Friday, November 1, 2024

Highland Township

 According to the Biographical and Historical Memoirs of Muskingum County, Mathias Trace was Highland Township's first settler. Trace migrated from Washington County, Pennsylvania, possibly traveling along the first road in the area, constructed in 1806, that connected Cambridge and Dresden. Although he settled in the NE quarter of section 11 in 1808, there is no record of any land purchase by Trace before September 21, 1819. Little can be found on the internet regarding Mathias. The Dean Family Tree on Ancestry* includes a Mathias Trace who was born in Berks County, Pennsylvania in 1762 and who died in Highland Township after 1820. A Mathias R. Trace who died in 1839 is buried in Crooked Creek Cemetery in New Concord, Ohio, which is about 5 miles from Highland's only population center, Bloomfield.

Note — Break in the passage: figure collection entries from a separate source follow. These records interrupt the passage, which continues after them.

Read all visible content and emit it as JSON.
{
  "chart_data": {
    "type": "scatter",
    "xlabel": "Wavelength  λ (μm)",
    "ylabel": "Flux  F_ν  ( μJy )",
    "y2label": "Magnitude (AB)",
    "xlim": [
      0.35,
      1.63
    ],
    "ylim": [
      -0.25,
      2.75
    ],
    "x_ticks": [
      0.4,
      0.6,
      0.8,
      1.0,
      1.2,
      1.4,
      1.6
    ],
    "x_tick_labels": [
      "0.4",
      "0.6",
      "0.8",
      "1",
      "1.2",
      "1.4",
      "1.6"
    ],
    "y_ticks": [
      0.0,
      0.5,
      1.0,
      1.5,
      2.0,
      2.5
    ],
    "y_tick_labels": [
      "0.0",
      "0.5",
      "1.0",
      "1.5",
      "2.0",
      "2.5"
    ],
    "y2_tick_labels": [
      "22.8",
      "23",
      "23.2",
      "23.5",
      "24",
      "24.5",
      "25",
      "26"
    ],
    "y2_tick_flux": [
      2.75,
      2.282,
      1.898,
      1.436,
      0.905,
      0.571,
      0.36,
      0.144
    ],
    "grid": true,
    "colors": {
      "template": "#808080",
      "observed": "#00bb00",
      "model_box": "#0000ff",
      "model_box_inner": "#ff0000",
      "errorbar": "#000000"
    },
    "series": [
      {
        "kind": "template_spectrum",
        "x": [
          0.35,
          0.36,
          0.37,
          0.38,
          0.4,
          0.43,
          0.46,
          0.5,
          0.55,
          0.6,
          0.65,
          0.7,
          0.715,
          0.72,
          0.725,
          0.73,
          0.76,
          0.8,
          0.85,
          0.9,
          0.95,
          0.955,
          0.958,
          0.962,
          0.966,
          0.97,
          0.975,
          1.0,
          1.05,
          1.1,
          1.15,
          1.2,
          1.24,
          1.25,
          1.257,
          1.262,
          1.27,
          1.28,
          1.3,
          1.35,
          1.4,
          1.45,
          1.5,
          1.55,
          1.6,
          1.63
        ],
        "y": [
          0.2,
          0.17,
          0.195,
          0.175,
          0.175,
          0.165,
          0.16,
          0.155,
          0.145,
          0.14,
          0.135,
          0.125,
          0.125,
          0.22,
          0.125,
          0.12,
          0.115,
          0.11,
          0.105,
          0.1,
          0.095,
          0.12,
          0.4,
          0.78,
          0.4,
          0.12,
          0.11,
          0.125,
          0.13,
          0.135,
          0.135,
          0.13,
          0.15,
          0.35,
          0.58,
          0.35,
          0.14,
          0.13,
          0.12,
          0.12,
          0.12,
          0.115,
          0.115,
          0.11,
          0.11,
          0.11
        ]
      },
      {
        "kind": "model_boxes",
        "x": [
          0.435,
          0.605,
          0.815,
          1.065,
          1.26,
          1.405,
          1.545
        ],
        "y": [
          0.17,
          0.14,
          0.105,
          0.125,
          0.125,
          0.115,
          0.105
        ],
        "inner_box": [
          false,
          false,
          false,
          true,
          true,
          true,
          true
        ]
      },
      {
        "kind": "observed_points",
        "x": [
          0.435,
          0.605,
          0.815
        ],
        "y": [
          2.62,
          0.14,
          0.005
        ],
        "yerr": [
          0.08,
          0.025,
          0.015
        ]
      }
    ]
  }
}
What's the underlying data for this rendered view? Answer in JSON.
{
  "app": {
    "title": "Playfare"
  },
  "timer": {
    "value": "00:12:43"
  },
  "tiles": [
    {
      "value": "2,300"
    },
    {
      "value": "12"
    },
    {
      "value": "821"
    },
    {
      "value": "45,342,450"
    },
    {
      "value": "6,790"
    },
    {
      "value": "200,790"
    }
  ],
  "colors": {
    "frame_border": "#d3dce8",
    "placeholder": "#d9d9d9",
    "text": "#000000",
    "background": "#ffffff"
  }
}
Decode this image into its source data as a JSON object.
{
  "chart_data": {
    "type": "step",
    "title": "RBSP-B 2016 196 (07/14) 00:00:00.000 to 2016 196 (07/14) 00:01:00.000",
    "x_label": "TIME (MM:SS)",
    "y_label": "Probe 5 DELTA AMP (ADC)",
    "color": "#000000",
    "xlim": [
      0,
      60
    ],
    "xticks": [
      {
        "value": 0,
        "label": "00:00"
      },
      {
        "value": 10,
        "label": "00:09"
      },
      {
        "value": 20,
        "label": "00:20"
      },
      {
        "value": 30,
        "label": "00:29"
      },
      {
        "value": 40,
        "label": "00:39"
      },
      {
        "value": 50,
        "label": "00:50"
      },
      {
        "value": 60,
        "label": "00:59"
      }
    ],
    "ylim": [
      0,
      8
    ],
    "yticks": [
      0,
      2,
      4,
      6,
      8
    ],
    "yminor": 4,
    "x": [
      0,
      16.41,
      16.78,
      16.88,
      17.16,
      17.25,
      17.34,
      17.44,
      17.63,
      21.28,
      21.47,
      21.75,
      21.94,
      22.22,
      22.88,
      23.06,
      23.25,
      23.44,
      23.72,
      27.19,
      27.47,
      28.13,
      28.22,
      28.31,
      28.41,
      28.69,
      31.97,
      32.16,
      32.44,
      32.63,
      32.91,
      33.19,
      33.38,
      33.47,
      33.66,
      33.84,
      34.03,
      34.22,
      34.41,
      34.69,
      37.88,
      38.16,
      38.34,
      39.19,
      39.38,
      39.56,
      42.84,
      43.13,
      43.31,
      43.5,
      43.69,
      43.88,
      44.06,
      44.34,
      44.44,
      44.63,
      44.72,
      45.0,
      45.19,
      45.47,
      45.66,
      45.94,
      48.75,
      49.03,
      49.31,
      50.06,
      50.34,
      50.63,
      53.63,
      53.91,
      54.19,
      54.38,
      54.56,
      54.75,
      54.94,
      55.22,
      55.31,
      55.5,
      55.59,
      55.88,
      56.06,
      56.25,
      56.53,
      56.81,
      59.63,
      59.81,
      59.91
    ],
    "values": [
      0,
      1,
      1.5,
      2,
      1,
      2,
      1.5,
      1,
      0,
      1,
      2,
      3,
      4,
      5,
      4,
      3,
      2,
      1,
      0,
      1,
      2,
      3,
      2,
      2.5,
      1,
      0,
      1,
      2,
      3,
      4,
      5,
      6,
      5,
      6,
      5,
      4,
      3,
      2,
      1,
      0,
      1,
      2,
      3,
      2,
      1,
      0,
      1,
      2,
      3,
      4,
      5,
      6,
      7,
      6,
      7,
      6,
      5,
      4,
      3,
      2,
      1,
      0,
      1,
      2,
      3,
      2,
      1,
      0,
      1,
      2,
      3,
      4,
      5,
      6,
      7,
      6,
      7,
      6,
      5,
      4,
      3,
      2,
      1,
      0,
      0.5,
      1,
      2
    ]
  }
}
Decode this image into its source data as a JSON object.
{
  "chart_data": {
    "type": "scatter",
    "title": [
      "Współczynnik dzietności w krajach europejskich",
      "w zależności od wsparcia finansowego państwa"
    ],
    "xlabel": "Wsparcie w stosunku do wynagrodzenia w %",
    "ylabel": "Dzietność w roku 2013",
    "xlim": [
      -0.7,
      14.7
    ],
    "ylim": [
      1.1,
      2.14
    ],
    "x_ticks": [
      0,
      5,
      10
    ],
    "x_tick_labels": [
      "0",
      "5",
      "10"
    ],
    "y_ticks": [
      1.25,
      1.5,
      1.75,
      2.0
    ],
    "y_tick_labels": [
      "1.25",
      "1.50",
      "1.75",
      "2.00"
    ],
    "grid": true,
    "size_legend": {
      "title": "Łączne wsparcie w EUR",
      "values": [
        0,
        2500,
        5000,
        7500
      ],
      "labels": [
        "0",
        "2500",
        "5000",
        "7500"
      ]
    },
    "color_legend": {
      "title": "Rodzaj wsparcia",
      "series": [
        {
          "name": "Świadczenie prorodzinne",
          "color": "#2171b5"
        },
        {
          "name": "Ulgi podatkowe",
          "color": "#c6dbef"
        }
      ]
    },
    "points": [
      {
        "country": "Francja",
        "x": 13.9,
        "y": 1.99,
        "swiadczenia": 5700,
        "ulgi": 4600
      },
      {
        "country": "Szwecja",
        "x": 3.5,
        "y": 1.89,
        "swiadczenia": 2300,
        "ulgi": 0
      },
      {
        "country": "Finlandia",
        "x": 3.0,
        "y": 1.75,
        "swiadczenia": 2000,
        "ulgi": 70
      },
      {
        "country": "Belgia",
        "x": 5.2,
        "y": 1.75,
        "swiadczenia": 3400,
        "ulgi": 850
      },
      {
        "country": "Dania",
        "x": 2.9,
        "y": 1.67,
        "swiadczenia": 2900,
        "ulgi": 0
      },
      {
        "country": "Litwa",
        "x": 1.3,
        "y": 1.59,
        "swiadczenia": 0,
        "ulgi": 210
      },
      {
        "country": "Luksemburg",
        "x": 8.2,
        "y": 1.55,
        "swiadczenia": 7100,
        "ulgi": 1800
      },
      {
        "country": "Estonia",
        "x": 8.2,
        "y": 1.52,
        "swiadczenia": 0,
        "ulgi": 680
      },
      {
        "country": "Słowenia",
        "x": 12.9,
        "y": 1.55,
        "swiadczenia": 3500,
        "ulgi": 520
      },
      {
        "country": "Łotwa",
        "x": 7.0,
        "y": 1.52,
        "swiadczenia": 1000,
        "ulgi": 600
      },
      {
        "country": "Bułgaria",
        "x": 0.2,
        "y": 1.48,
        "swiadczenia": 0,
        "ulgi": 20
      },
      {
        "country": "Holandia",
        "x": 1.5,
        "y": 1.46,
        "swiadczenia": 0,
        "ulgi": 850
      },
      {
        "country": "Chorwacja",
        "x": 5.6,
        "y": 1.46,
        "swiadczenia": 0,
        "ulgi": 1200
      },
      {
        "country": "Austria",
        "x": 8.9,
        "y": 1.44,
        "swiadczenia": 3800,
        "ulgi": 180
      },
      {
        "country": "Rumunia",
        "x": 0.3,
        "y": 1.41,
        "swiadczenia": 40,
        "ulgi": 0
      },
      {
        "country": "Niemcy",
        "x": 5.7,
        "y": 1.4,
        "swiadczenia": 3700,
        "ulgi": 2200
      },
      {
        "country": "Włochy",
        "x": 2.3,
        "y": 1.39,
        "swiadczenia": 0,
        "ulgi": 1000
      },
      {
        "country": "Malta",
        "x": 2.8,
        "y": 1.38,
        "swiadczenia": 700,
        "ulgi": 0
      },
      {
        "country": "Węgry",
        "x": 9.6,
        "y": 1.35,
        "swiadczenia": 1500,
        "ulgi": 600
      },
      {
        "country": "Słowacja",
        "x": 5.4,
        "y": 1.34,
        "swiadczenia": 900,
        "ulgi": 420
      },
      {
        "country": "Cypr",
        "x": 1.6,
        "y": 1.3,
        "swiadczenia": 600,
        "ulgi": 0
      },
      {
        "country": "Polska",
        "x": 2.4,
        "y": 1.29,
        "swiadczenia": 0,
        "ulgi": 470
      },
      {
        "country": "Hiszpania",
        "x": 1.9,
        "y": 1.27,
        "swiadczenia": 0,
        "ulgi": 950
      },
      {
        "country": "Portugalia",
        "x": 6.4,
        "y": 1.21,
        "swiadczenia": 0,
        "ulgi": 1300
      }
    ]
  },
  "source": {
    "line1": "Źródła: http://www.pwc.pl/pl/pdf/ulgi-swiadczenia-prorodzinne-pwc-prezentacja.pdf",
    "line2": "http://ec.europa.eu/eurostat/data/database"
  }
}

The main building of McCorkle College
Between 1808 and 1814, settlers from Pennsylvania, Maryland, and Virginia came to Highland Township in sufficient numbers that by April 1814, an election of the first township officers was held. Grist mills, saw mills, and planing mills grew up along the White Eyes and Wills Creeks. Substantial frame homes and stores were built in the township, giving a prosperous feel to the place. A distillery, a carding (textile) facility, and a tannery were built. 

The village of Bloomfield (Highland's only population center to this day) was platted in the early 1850's. The land on which the village developed was originally owned by David Rankin. Supposedly it was named for the orchards that were abundant in the area. The Sago Post Office was established in Bloomfield in 1857, and operated until 1902.

In 1862, the Rev. William Ballantine, a Presbyterian minister, established an educational institution for young men interested in the Presbyterian ministry. The institution was origially named Bloomfield High School, then renamed the Bloomfield Academy in 1868. By February 1873, the academy was renamed McCorkle and chartered as a degree-confering college. The Biographical and Historical Memoirs says that McCorkle "came to be popular and prosperous," enjoying a modest endowment, and able to erect a proper "college building." It doesn't mention what became of the institution. An internet search failed to turn up any more information that what's found in the Memoirs.

Bloomfield Presbyterian Church


*Family trees posted in the internet, for the most part, should never be considered "proof" of family data or connections. However, they may provide a family historian with some direction for serious research.